An ultraviolet laser over a thousand times more powerful than any other has been created by physicists at the DESY research centre in Hamburg. The result confirms that a 'free electron laser' can amplify light by a factor of ten million, as predicted. While such an ultraviolet laser is a powerful research tool in its own right, it also represents a step towards a super-powerful X-ray laser, which would have myriad uses in physics, chemistry, biology and medicine.
Conventional lasers amplify the radiation that is emitted when electrons move between certain energy levels in atoms or molecules. But the radiation in a free electron laser is generated by a beam of accelerated electrons. Magnets makes the electron beam follow a zigzag path, and the acceleration the electrons experience each time they change direction makes them emit radiation. Mirrors direct this radiation back into the electron beam and this leads to further emission. This self-amplifying effect can take place at any wavelength, and the free electron laser can be tuned by altering the speed of the electrons.

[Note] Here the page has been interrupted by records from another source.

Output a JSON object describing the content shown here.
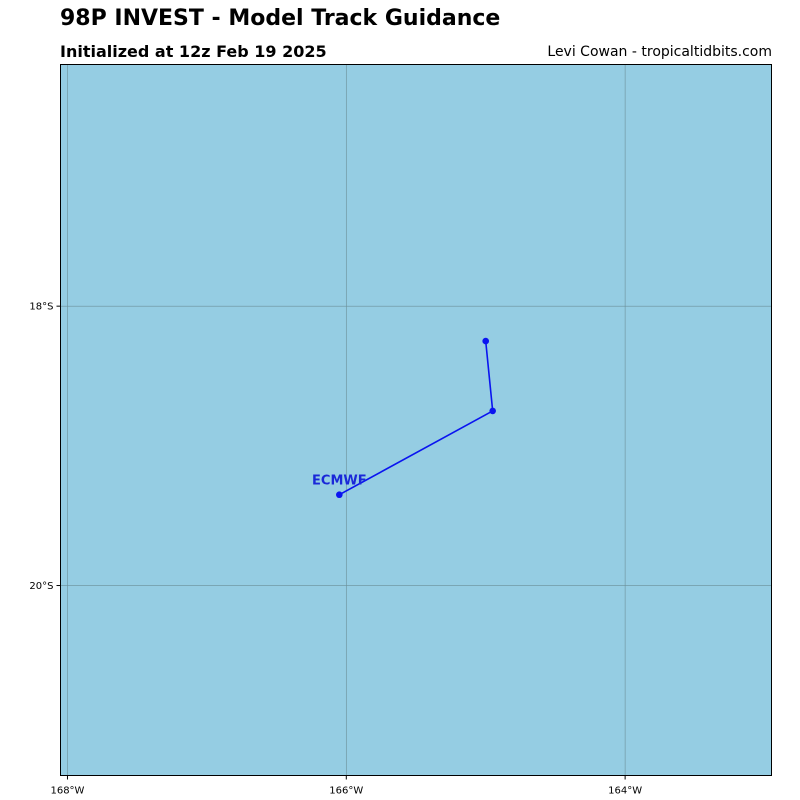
{
  "header": {
    "title": "98P INVEST - Model Track Guidance",
    "subtitle": "Initialized at 12z Feb 19 2025",
    "credit": "Levi Cowan - tropicaltidbits.com"
  },
  "colors": {
    "ocean": "#95cde3",
    "grid": "#6b8f98",
    "track": "#0a14f0",
    "label": "#1a28d8"
  },
  "map": {
    "lon_range": [
      -168.05,
      -162.95
    ],
    "lat_range": [
      -16.27,
      -21.36
    ],
    "grid_lons": [
      -168,
      -166,
      -164
    ],
    "grid_lats": [
      -18,
      -20
    ],
    "lon_tick_labels": [
      "168°W",
      "166°W",
      "164°W"
    ],
    "lat_tick_labels": [
      "18°S",
      "20°S"
    ]
  },
  "tracks": [
    {
      "name": "ECMWF",
      "points": [
        {
          "lon": -165.0,
          "lat": -18.25
        },
        {
          "lon": -164.95,
          "lat": -18.75
        },
        {
          "lon": -166.05,
          "lat": -19.35
        }
      ]
    }
  ]
}
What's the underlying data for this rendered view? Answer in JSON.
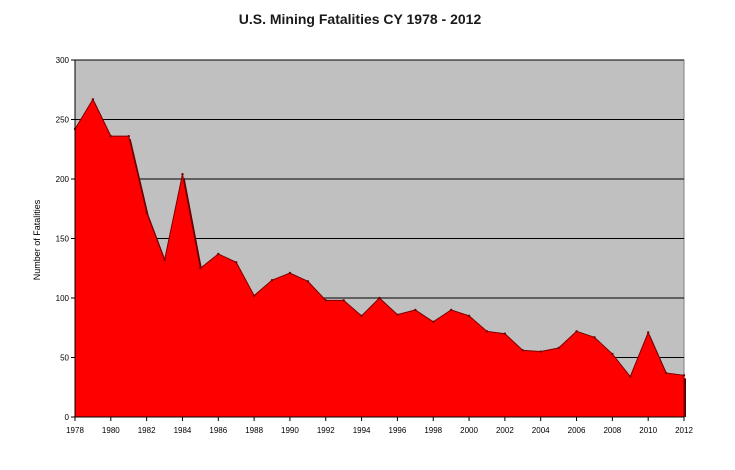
{
  "chart_data": {
    "type": "area",
    "title": "U.S. Mining Fatalities  CY 1978 - 2012",
    "xlabel": "",
    "ylabel": "Number of Fatalities",
    "ylim": [
      0,
      300
    ],
    "y_ticks": [
      0,
      50,
      100,
      150,
      200,
      250,
      300
    ],
    "y_tick_labels": [
      "0",
      "50",
      "100",
      "150",
      "200",
      "250",
      "300"
    ],
    "x_tick_labels": [
      "1978",
      "1980",
      "1982",
      "1984",
      "1986",
      "1988",
      "1990",
      "1992",
      "1994",
      "1996",
      "1998",
      "2000",
      "2002",
      "2004",
      "2006",
      "2008",
      "2010",
      "2012"
    ],
    "grid": true,
    "plot_background": "#c0c0c0",
    "series": [
      {
        "name": "Mining Fatalities",
        "color": "#ff0000",
        "x": [
          1978,
          1979,
          1980,
          1981,
          1982,
          1983,
          1984,
          1985,
          1986,
          1987,
          1988,
          1989,
          1990,
          1991,
          1992,
          1993,
          1994,
          1995,
          1996,
          1997,
          1998,
          1999,
          2000,
          2001,
          2002,
          2003,
          2004,
          2005,
          2006,
          2007,
          2008,
          2009,
          2010,
          2011,
          2012
        ],
        "values": [
          242,
          267,
          236,
          236,
          172,
          132,
          204,
          125,
          137,
          130,
          102,
          115,
          121,
          114,
          98,
          98,
          85,
          100,
          86,
          90,
          80,
          90,
          85,
          72,
          70,
          56,
          55,
          58,
          72,
          67,
          53,
          34,
          71,
          37,
          35
        ]
      }
    ]
  }
}
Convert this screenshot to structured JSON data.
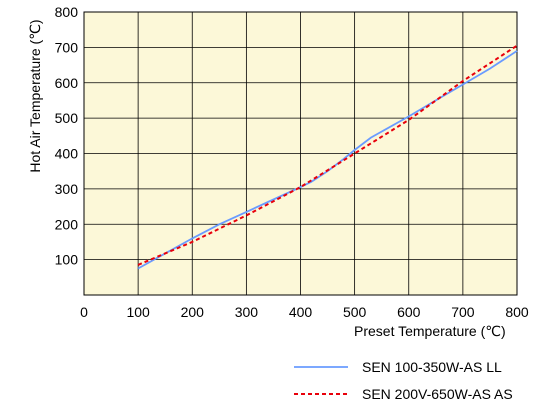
{
  "chart_data": {
    "type": "line",
    "xlabel": "Preset Temperature (℃)",
    "ylabel": "Hot Air Temperature (℃)",
    "xlim": [
      0,
      800
    ],
    "ylim": [
      0,
      800
    ],
    "x_ticks": [
      0,
      100,
      200,
      300,
      400,
      500,
      600,
      700,
      800
    ],
    "y_ticks": [
      100,
      200,
      300,
      400,
      500,
      600,
      700,
      800
    ],
    "grid": true,
    "legend_position": "bottom-right",
    "series": [
      {
        "name": "SEN 100-350W-AS LL",
        "color": "#6a9bff",
        "style": "solid",
        "x": [
          100,
          200,
          250,
          300,
          350,
          400,
          420,
          450,
          480,
          500,
          530,
          600,
          650,
          700,
          750,
          800
        ],
        "y": [
          75,
          160,
          200,
          235,
          270,
          305,
          320,
          350,
          385,
          410,
          445,
          505,
          550,
          595,
          640,
          690
        ]
      },
      {
        "name": "SEN 200V-650W-AS AS",
        "color": "#e8000b",
        "style": "dashed",
        "x": [
          100,
          200,
          300,
          400,
          500,
          600,
          700,
          800
        ],
        "y": [
          85,
          150,
          225,
          305,
          400,
          495,
          605,
          705
        ]
      }
    ]
  }
}
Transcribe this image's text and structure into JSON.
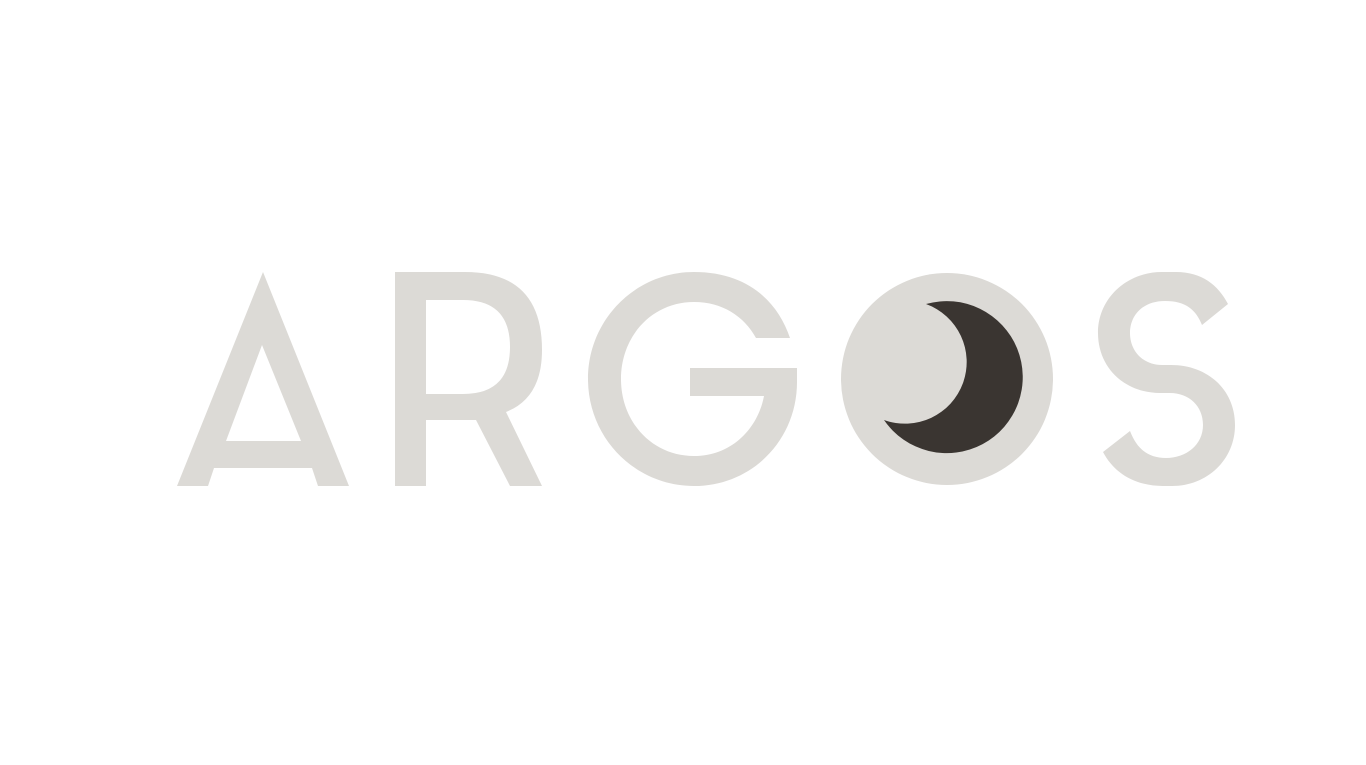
{
  "logo": {
    "wordmark": "ARGOS",
    "colors": {
      "letters": "#dcdad6",
      "moon": "#3a3531",
      "background": "#ffffff"
    },
    "icon": "crescent-moon-icon"
  }
}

The DESY experiment successfully amplified light at ultraviolet wavelengths ranging from 80 to 180 nanometres, with its peak amplification at 98 nanometres. The international team of scientists at the Hamburg centre aim to achieve a similar gain with soft X-rays – that is, radiation with a wavelength below six nanometres – within a year. To do this, they will need to extend the current linear accelerator from 50 metres to 300 metres in length.
The free electron laser programme at DESY is part of the TESLA project proposal to build a next-generation linear collider for particle physics.